Но Аня отказалась: школу ещё не эвакуировали, а уехать без справки об эвакуации — значит остаться без продуктового пайка. И только в ноябре, получив справку, она поехала в Бутурлиновку.
Пришла Аня на станцию в Лисках, зашла в здание вокзала. А там людей видимо-невидимо: не только на лавках — на полу сидят, лежат, кругом мешки, воздух спёртый. Все ждут поездов. Пристроилась она кое-как со своим чемоданом. Рядом — пожилой военный, рядовой. Они быстро подружились, стали помогать друг другу: выйти воды попить или в туалет — вещи оставляют под присмотр. И когда садились в эшелон, помог пропихнуть её чемодан в окно вагона. Аня налегке вскочила на подножку, и только когда поезд поехал, проводница открыла двери, впустила её.

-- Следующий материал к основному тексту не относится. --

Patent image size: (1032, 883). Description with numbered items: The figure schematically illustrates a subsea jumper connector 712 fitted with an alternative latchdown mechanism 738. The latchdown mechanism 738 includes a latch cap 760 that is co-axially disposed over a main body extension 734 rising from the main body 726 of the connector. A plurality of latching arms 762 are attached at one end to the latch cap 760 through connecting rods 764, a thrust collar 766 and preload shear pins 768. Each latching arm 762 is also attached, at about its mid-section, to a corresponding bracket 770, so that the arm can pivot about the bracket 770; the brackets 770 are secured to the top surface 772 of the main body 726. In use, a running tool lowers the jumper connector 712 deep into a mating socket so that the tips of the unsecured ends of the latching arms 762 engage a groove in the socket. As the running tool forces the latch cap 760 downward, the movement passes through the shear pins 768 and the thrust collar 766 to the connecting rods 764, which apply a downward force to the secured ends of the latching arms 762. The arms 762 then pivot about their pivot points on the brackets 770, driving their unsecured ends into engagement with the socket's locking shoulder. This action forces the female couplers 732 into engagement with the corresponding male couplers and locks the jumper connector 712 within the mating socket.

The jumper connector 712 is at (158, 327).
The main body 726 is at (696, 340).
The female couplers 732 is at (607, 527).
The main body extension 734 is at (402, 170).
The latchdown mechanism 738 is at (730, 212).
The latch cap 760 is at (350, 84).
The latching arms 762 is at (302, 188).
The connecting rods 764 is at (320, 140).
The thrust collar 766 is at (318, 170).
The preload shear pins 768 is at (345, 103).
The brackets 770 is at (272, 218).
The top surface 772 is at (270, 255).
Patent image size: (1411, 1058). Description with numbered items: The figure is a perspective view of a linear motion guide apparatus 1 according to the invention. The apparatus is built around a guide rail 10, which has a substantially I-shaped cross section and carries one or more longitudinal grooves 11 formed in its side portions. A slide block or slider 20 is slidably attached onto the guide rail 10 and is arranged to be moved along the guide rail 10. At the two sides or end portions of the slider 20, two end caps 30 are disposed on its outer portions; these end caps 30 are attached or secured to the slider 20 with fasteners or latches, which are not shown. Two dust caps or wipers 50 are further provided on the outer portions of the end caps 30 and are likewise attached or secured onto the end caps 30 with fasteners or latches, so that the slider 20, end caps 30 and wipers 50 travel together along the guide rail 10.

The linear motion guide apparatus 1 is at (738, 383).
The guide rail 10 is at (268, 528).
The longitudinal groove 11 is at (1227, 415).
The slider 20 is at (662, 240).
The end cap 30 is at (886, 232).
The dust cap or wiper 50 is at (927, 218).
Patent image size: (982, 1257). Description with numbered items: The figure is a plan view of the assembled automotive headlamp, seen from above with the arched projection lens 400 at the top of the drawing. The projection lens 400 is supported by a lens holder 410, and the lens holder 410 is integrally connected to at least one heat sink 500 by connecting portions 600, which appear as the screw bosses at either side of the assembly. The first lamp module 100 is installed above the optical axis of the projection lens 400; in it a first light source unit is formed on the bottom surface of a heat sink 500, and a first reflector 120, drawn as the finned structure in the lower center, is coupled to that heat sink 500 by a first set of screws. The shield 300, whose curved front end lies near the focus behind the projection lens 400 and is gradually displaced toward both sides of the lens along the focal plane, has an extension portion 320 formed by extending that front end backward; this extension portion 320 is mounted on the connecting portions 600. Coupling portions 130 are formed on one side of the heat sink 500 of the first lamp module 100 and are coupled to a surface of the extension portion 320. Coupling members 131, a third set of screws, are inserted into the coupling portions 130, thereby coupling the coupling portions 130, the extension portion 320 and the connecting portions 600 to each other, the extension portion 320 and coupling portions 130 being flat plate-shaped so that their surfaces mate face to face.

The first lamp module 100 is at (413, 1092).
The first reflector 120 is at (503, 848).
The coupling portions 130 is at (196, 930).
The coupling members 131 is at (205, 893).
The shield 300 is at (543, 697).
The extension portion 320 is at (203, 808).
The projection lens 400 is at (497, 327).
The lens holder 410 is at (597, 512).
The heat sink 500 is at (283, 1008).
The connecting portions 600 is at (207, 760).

Поезд доехал до Боброва — районный центр в Воронежской области и тоже большая станция, — и стал. Дальше не пускают: идут только воинские эшелоны. Высадили людей из вагонов, Аня тоже вышла. А на улице уже темно. Что делать, куда идти? Стоит она, растерянная, на перроне, и вдруг видит — Семён Овсянников идёт, учитель географии из Залужного! Она кинулась к нему просто счастливая — знакомый человек, коллега. И он тоже обрадовался встрече.
— Куда едешь? — спрашивает его Аня.
— Никуда. Я здесь работаю, дежурю от политуправления.
Узнав, что с ней произошло, приободрил:
— Не бойся, я тебя устрою.
Он ушёл ненадолго, разузнал, что один воинский эшелон рано утром пойдёт в сторону Бутурлиновки, до станции Таловая — это в 30 километрах от города, считай рядом. Надо было переночевать, и Овсянников повёл Аню на квартиру, где сам жил. Хозяйка напоила её чаем, накормила, отогрела. Легла она спать в его комнате, а он ушёл на ночное дежурство. Утром вернулся, разбудил, повёл к эшелону. Был при этом эшелоне специальный вагон-холодильник для перевозки грузов: длинный, заиндевелый, пустой внутри — ни лавок, ни сидений. В нём ехало несколько женщин-медсестёр и пожилой сержант, возвращавшийся в часть после госпиталя к офицеру, у которого служил ординарцем. С ними Аня и поехала.
Сидеть можно было только на своём чемодане. Одета она была тепло, а вот ноги — в лёгких туфельках, просунутых в резиновые ботики. Сержант увидел: девушка всё время перебирает ногами. Понял, что она мёрзнет.
— Я тебя, детка, сейчас согрею, — сказал.
И достал пару больших валенок:
— Вот, везу своему командиру. Надевай!
Дал тряпок на портянки, сам обмотал ей ноги. Аня обула валенки — как в печку попала! А иначе отморозила бы ноги начисто — ехали ведь много часов…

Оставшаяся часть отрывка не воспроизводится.